STATS will generate a variety of statistics for variables in a GAUSS dataset.
You can also generate statitics for subsets of the data, using a BY variable.


The following keyphrases are required (see GRBL2_BATCH.TXT for the details):

FILENAME : Name of the input (gauss data) file. 

 X      : variables to compute statistics for. 


The following are optional. 

BY : Break dataset into subsets

   The BY variable tells STATS to produce a seperate set of statistics for subsets
    of the data -- where each subset has the same value of the BY variable.

   Syntax:
       BY varname ;		

   Carefu: if the BY variable has lots of values, a lot of of tables will
           be produced.


ID : A panel identifier.
   If specified, basic statistics on the number, and size, of the panels will be reported.

   
OUTPUT  : Name of output file


SELECT :  Observation selection critieria. 0 to use all obs
         See GRBL2_BATCH.TXT for the details on observation selection.


STATLIST : Space delimited string of statistics to be generated.

     The following statistics are supported:
	  MEAN MEDIAN MIN MAX N NMISS SD SUM 1 5 10 25 50 75 90 95 99 

      Or
	   *  
      to display all the above statistics.

      Or, if blank (not specified)
	  MEAN SD MIN MAX N 


      Notes:
        *  The 1... 99 refer to quintiles. 
           I.e.; 5 means the value at which 5% of the observations are less then.
        *  Statistics are displayed in order entered in STATLIST.
        *  Only 5 items are displayed per table (hence, if you specify 
	   everything, 4 tables are created).
	*  Include a " $" to force a "table break".
	     For example:
	        STATS MEAN SD SUM $ MEDIAN 1 5 95 99 ;
	     Would produced 2 tables, the first with three columns of statistics, the
	     2nd with five.
         * The variable name is always the first column of a table.

TITLE : One or more line title to display.

WEIGHT  :  Weight variable.
     Weight can either be a "scale" or "replication" type.  
     Weights affect the mean, sd, and sum.

     The scale type multiplies the value, and then computes statistics.
     The replication type replicates values, then compute statistics.

     Replication will tend to have less of an impact on the mean and sd.

     Note that the sum of weights is reported.
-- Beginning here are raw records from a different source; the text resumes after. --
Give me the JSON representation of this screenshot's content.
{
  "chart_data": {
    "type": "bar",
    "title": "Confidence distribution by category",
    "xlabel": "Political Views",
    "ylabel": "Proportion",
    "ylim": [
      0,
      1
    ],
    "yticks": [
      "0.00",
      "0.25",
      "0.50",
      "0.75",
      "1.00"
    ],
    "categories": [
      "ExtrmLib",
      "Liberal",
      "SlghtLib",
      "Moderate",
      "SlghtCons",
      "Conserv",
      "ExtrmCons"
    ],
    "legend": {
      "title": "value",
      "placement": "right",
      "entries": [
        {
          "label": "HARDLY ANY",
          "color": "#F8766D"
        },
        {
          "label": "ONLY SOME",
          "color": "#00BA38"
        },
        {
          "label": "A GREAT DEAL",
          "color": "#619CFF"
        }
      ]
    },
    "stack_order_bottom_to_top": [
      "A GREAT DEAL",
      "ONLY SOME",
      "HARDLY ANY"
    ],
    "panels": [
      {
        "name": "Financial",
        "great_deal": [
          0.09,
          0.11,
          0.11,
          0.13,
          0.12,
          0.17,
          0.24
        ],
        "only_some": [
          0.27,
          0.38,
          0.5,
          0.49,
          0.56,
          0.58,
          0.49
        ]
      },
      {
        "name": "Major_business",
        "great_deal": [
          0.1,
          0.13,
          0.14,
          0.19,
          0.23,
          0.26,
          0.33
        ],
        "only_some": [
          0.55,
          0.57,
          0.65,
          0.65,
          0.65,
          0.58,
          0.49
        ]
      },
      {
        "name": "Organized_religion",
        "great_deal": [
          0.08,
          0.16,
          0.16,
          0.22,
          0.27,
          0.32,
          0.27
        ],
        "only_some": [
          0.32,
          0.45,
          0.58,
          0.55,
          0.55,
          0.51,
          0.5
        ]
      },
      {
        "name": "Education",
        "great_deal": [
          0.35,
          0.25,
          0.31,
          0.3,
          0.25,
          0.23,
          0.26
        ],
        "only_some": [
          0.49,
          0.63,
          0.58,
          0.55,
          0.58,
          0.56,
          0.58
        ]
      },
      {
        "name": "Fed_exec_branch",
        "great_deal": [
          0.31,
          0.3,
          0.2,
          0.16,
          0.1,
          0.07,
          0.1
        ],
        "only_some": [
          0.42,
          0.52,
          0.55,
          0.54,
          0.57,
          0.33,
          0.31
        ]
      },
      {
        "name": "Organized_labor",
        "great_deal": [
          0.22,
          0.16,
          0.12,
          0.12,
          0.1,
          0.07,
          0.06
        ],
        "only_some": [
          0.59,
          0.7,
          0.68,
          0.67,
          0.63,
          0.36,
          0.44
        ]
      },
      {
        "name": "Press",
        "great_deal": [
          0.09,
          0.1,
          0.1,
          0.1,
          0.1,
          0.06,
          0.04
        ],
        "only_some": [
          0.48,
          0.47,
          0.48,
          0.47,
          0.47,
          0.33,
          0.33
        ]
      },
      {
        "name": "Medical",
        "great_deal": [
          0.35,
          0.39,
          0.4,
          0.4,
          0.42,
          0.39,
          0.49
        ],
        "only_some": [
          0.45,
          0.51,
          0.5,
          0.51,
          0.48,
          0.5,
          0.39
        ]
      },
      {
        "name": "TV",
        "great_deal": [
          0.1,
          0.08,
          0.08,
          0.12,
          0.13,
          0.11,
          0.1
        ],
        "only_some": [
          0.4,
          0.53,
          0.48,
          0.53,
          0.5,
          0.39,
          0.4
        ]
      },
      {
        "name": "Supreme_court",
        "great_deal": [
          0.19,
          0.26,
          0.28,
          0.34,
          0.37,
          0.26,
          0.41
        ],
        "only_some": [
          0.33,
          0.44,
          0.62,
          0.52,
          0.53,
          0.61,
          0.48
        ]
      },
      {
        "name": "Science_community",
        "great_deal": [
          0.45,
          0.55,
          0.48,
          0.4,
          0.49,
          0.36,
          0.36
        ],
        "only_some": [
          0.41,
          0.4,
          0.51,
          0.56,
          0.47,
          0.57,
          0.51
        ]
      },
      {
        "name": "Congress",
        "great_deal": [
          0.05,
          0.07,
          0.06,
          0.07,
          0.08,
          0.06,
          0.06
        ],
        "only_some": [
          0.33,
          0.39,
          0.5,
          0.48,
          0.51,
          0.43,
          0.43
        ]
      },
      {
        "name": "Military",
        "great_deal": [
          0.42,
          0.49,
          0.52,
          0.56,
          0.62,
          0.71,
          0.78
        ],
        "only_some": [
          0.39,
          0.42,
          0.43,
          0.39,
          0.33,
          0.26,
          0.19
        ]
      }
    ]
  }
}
However, depending on what
     observations are missing, the actual sum-of-weights for a given variable
     will vary.




	--------------------------------

IIb. FREQ


FREQ will compute a frequency table for a variable in a GAUSS dataset.
You can specify the categories, or let the program compute them.
Or you can compute a count for all unique values of this variable.


The following keyphrases are required (see GRBL2_BATCH.TXT for the details):

FILENAME : Name of the input (gauss data) file. 

 Y      : variable to compute a frequency for. 



The following are optional. 


RANGE : The categories to compute frequencies within
    	 RANGE -DEFAULT  :   Use the default ranges
         RANGE AUTO=N    :   Program divides into N ranges
         RANGE -ALL      :  Use all values (yields a count of occurences of each value)
         RANGE n1 n2 n3  : n1 .. are categories values:
	     
	Note:
		RANGE -DEFAULT
	and
	     RANGE 0 1 2 3 4 5 10 25 50   100 250 500 1000 2000  1000000 ;
        are the same thing.


OUTPUT  : Name of output file


SELECT :  Observation selection critieria. 0 to use all obs
         See GRBL2_BATCH.TXT for the details on observation selection.


TITLE : One or more line title to display.